REFLEKSI AKHIR TAHUN, FK GMNU DISKUSIKAN DEMOKRASI VERSUS OLIGARKI NEPOTISME

Redaksi Indonesia News
0

Jakarta, www.indonesianews.my.id (28/12/2022) – Diskusi Terbuka Forum Komunikasi Generasi Muda Nahdlatul Ulama (FK-GMNU) dengan tema “Refleksi Akhir Tahun Demokrasi Indonesia: Antara Demokrasi Konstitusional versus Oligarki-Nepotisme”, pada Hari Rabu tanggal 28 Desember 2022, pukul 17.30 - 21.30 WIB, di Cafe Sastra Balai Pustaka,  Jl. Bunga No. 8-8A  Matraman Jakarta Timur 13140. Diskusi mengundang beberapa pembicara diantaranya: 1) Saleh Isre,  LKiS & Romawi Pres Yogyakarta. 2) Asgar Tuhulele, Praktisi Hukum. 3) Sahlul Fuad, Dosen PTIQ Komunikasi & Penyiaran Islam. 4) Munandar Nugraha, Ketua Bawaslu DKI Jakarta. 5) Addien Jauharudin,  Aktivis NU, Bendahara Umum PP GP-ANSOR. Diskusi dihadiri puluhan peserta secara offline dan online, malalui google meet dan diikuti mahasiswa dari berbagai kampus (UI, Unsoed, Unusia, Undip, dan lainnya) dan beberapa aktivis PB PMII.
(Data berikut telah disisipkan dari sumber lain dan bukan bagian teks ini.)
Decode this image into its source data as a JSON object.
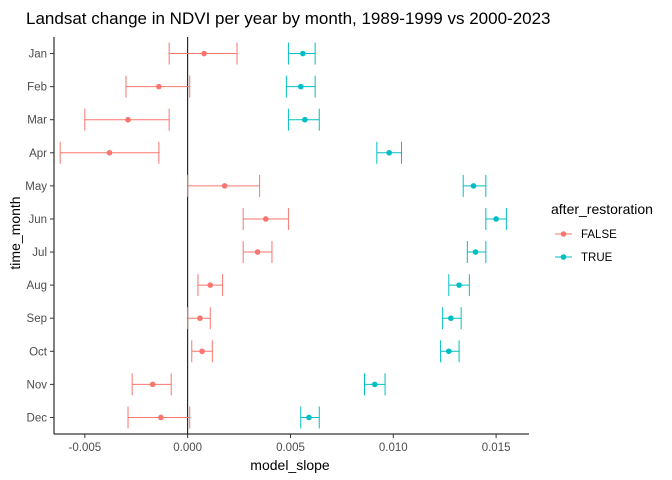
{
  "chart_data": {
    "type": "scatter",
    "title": "Landsat change in NDVI per year by month, 1989-1999 vs 2000-2023",
    "xlabel": "model_slope",
    "ylabel": "time_month",
    "xlim": [
      -0.0065,
      0.0166
    ],
    "x_ticks": [
      "-0.005",
      "0.000",
      "0.005",
      "0.010",
      "0.015"
    ],
    "x_tick_values": [
      -0.005,
      0.0,
      0.005,
      0.01,
      0.015
    ],
    "categories": [
      "Jan",
      "Feb",
      "Mar",
      "Apr",
      "May",
      "Jun",
      "Jul",
      "Aug",
      "Sep",
      "Oct",
      "Nov",
      "Dec"
    ],
    "vline_x": 0,
    "grid": false,
    "legend": {
      "title": "after_restoration",
      "position": "right"
    },
    "series": [
      {
        "name": "FALSE",
        "color": "#F8766D",
        "estimate": [
          0.0008,
          -0.0014,
          -0.0029,
          -0.0038,
          0.0018,
          0.0038,
          0.0034,
          0.0011,
          0.0006,
          0.0007,
          -0.0017,
          -0.0013
        ],
        "lower": [
          -0.0009,
          -0.003,
          -0.005,
          -0.0062,
          0.0,
          0.0027,
          0.0027,
          0.0005,
          0.0,
          0.0002,
          -0.0027,
          -0.0029
        ],
        "upper": [
          0.0024,
          0.0001,
          -0.0009,
          -0.0014,
          0.0035,
          0.0049,
          0.0041,
          0.0017,
          0.0011,
          0.0012,
          -0.0008,
          0.0001
        ]
      },
      {
        "name": "TRUE",
        "color": "#00BFC4",
        "estimate": [
          0.0056,
          0.0055,
          0.0057,
          0.0098,
          0.0139,
          0.015,
          0.014,
          0.0132,
          0.0128,
          0.0127,
          0.0091,
          0.0059
        ],
        "lower": [
          0.0049,
          0.0048,
          0.0049,
          0.0092,
          0.0134,
          0.0145,
          0.0136,
          0.0127,
          0.0124,
          0.0123,
          0.0086,
          0.0055
        ],
        "upper": [
          0.0062,
          0.0062,
          0.0064,
          0.0104,
          0.0145,
          0.0155,
          0.0145,
          0.0137,
          0.0133,
          0.0132,
          0.0096,
          0.0064
        ]
      }
    ]
  }
}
Asgar Tuhulele, Praktisi Hukum menyampaikan beberapa pandangan bahwa Demokrasi memberi ruang pada jalur kolaborasi. Oligarki dipandang sebagai keniscayaan, bahkan di negara lain sekalipun, pada akhirnya muncul oligar-oligar, yang lahir dari sistem demokrasi. Sehingga keberadaan oligarki tidak bisa dinafikkan dalam sistem demokrasi. Namun demikian, perjuangan untuk menghadirkan demokrasi yang substansial, harus terus diperjuangkan. Pemateri lain memberikan padangan bahwa Demokrasi pada akhirnya harus mengambil bagian, untuk melakukan regenerasi dan suksesi kepemimpinan pada yang muda. 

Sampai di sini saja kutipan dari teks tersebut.